I have told them this lie. They are paying for my therapy sessions, and I want them to think they're getting their money's worth. Ironically, they want me to feel better even as they never ask why I need therapy in the first place.
"How do you know this therapist knows what he's doing?" my father says. "He doesn't know anything about you."
This therapist knows my life is out of control, I want to say. He knows I'm afraid to eat, can't feed my body. He knows I fuck men because it's what you taught me is love.
Father, this therapist knows everything. About you.
The back of my neck is sweaty, and I coil my hair around my fist. Quizzle, my cat, jumps on the couch and curls beside me.
I barely hear my voice. "He knows I don't know how to love right," I say.
"What kind of people would be in a place like that?" he says.
The more he speaks, the more weightless my head feels, the more sluggish my body. My stomach cramps: with hunger, with fear. I don't know if I can do this.

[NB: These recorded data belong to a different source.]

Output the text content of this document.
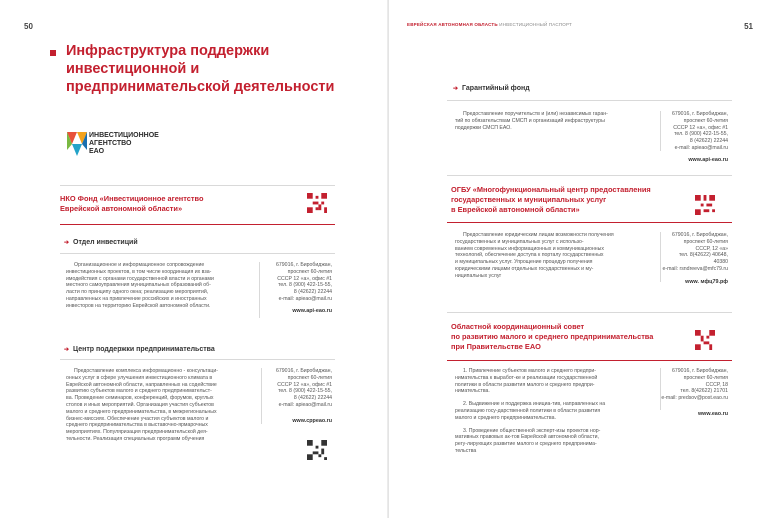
50
Инфраструктура поддержки
инвестиционной и
предпринимательской деятельности
ИНВЕСТИЦИОННОЕ
АГЕНТСТВО
ЕАО
НКО Фонд «Инвестиционное агентство
Еврейской автономной области»
➔ Отдел инвестиций
Организационное и информационное сопровождение
инвестиционных проектов, в том числе координация их вза-
имодействия с органами государственной власти и органами
местного самоуправления муниципальных образований об-
ласти по принципу одного окна; реализацию мероприятий,
направленных на привлечение российских и иностранных
инвесторов на территорию Еврейской автономной области.
679016, г. Биробиджан,
проспект 60-летия
СССР 12 «а», офис #1
тел. 8 (900) 422-15-55,
8 (42622) 22244
e-mail: apieao@mail.ru
www.api-eao.ru
➔ Центр поддержки предпринимательства
Предоставление комплекса информационно - консультаци-
онных услуг в сфере улучшения инвестиционного климата в
Еврейской автономной области, направленных на содействие
развитию субъектов малого и среднего предпринимательст-
ва. Проведение семинаров, конференций, форумов, круглых
столов и иных мероприятий. Организация участия субъектов
малого и среднего предпринимательства, в межрегиональных
бизнес-миссиях. Обеспечение участия субъектов малого и
среднего предпринимательства в выставочно-ярмарочных
мероприятиях. Популяризация предпринимательской дея-
тельности. Реализация специальных программ обучения
679016, г. Биробиджан,
проспект 60-летия
СССР 12 «а», офис #1
тел. 8 (900) 422-15-55,
8 (42622) 22244
e-mail: apieao@mail.ru
www.cppeao.ru
ЕВРЕЙСКАЯ АВТОНОМНАЯ ОБЛАСТЬ ИНВЕСТИЦИОННЫЙ ПАСПОРТ	51
➔ Гарантийный фонд
Предоставление поручительств и (или) независимых гаран-
тий по обязательствам СМСП и организаций инфраструктуры
поддержки СМСП ЕАО.
679016, г. Биробиджан,
проспект 60-летия
СССР 12 «а», офис #1
тел. 8 (900) 422-15-55,
8 (42622) 22244
e-mail: apieao@mail.ru
www.api-eao.ru
ОГБУ «Многофункциональный центр предоставления
государственных и муниципальных услуг
в Еврейской автономной области»
Предоставление юридическим лицам возможности получения
государственных и муниципальных услуг с использо-
ванием современных информационных и коммуникационных
технологий, обеспечение доступа к порталу государственных
и муниципальных услуг. Упрощение процедур получения
юридическими лицами отдельных государственных и му-
ниципальных услуг
679016, г. Биробиджан,
проспект 60-летия
СССР, 12 «а»
тел. 8(42622) 40648,
40380
e-mail: rsndreeva@mfc79.ru
www. мфц79.рф
Областной координационный совет
по развитию малого и среднего предпринимательства
при Правительстве ЕАО
1. Привлечение субъектов малого и среднего предпри-
нимательства к выработ-ке и реализации государственной
политики в области развития малого и среднего предпри-
нимательства.
2. Выдвижение и поддержка инициа-тив, направленных на
реализацию госу-дарственной политики в области развития
малого и среднего предпринимательства.
3. Проведение общественной эксперт-изы проектов нор-
мативных правовых ак-тов Еврейской автономной области,
регу-лирующих развитие малого и среднего предпринима-
тельства
679016, г. Биробиджан,
проспект 60-летия
СССР, 18
тел. 8(42622) 21701
e-mail: predsov@post.eao.ru
www.eao.ru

"People like me," I whisper.
"I won't hear about this," he says.
"Dad, wait. My therapist said he'll want to schedule a family session. I mean, I know you can't come down here, but we'll do it on the phone. Like a conference call."
"If he wants a meeting, tell him to send me an agenda."
"That's not exactly how it's done."
"Then how can I know what we're going to talk about?"
What do you think we're going to talk about?
The phone clicks.
I know we'll never have a family session, even on the phone.
"I'm still here."
"You think he's really angry?"
"Can't you call him from the hospital without these therapists?"